Wausa and Osmond already are partnering on wrestling, football and FFA/agriculture starting in 2024-25 for four years.

Kumm reiterated the importance of the upcoming joint special meeting scheduled for the Wausa and Osmond school boards in July.

“Following the July meeting, we’ll all have a better sense of where everybody is, and the public will as well,” Kumm said.

Twelve out of 14 Wausa junior high boys responded to the survey, while 10 out of 11 Wausa junior high girls answered the survey questions.

Multiple attempts were made to reach all parents of Wausa junior high students, including the June 2 meeting itself and following that meeting with phone calls, emails and the survey.

“We had a pretty good turnout at the meeting,” Wausa Superintendent Brad Hoesing said. “Our survey turnout was really good.”

Kumm explained there was a “good-faith effort to ensure we got everybody an opportunity to respond to the survey, but a couple were missed. It wasn’t for lack of effort.”

Hoesing later explained if Wausa school board members tabled any decisions on the junior high basketball cooperative agreements until after the July 2 joint special meeting, they have to be on the July 8 regular meeting agenda.
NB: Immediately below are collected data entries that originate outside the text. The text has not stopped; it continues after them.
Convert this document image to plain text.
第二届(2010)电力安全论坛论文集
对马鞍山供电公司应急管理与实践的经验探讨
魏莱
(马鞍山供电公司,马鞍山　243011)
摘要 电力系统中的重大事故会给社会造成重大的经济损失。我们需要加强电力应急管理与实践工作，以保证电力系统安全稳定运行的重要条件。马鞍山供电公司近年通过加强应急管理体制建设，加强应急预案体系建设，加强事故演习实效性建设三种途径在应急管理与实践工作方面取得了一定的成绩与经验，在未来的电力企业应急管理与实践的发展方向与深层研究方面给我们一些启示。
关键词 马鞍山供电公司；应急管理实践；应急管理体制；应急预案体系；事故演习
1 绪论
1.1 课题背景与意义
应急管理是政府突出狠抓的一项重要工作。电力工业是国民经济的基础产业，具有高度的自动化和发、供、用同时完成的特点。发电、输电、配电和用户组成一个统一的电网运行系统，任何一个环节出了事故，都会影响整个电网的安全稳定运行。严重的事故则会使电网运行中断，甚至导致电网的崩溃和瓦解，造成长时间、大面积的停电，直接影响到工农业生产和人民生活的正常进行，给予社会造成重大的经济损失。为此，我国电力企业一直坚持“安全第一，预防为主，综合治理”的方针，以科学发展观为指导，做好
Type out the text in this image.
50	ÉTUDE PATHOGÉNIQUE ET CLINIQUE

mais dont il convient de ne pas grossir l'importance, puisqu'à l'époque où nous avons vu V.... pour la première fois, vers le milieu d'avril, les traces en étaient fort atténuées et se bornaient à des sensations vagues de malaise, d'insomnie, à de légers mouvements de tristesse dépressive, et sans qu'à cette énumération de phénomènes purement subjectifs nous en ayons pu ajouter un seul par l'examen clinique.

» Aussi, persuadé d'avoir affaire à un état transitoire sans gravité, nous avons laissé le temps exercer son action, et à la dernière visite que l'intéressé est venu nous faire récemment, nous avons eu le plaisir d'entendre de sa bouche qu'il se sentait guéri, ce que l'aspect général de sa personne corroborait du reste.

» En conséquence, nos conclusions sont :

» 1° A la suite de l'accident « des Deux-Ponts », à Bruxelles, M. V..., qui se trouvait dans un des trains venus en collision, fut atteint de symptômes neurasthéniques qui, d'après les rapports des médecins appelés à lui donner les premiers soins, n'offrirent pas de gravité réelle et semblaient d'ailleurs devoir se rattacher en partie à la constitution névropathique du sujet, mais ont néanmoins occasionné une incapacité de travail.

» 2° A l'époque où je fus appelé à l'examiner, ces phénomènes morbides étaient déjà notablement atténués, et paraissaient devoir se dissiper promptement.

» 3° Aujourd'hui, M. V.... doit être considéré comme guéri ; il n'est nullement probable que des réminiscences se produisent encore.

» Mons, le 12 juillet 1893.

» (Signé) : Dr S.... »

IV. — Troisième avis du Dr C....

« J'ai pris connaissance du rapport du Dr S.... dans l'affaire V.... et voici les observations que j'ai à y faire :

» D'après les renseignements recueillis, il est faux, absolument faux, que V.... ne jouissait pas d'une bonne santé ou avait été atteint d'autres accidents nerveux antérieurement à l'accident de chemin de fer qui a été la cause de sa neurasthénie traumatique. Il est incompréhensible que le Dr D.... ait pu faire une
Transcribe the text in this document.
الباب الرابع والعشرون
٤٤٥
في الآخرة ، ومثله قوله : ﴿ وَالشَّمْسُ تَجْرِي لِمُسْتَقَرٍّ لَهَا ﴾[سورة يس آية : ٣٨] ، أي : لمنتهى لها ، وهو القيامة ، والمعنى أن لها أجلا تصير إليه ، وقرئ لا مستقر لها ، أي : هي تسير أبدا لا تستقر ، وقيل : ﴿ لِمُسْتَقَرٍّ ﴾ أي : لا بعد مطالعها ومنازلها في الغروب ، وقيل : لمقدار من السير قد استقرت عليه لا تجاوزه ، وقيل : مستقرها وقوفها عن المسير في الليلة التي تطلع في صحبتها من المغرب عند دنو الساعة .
“You can’t keep tabling it month after month,” Hoesing said.

Clausen noted the significance of having the junior high basketball cooperative agreements as two separate agenda items.

“Now we’re actually giving them more individual consideration, which is I think what our public really, truly is asking for a lot of the time,” Clausen said. “This is always going to be an evolutionary process. It’s not something we do typically.

“When all of us got on this board … I don’t think anybody thought at the time that we were going to have to have lots of consideration on coop agreements and special meetings and things like that,” she said.

“This is going to be an ebb-and-flow evolutionary process.”

She noted the Wausa school board needs to “try to do the best by our patrons, absolutely.”

“Giving them each their own set of considerations is the best thing we can do for them,” Clausen said of the junior high basketball cooperative agreements.

Wausa school board members ultimately tabled any decisions on the junior high basketball cooperative agreements until their July 8 regular meeting.

“I really think the opportunity to make the decision in light of our joint meeting – we’ll be more informed, Osmond will be more informed, the public will be more informed,” Kumm said. “I’d rather make that decision with the most information possible.”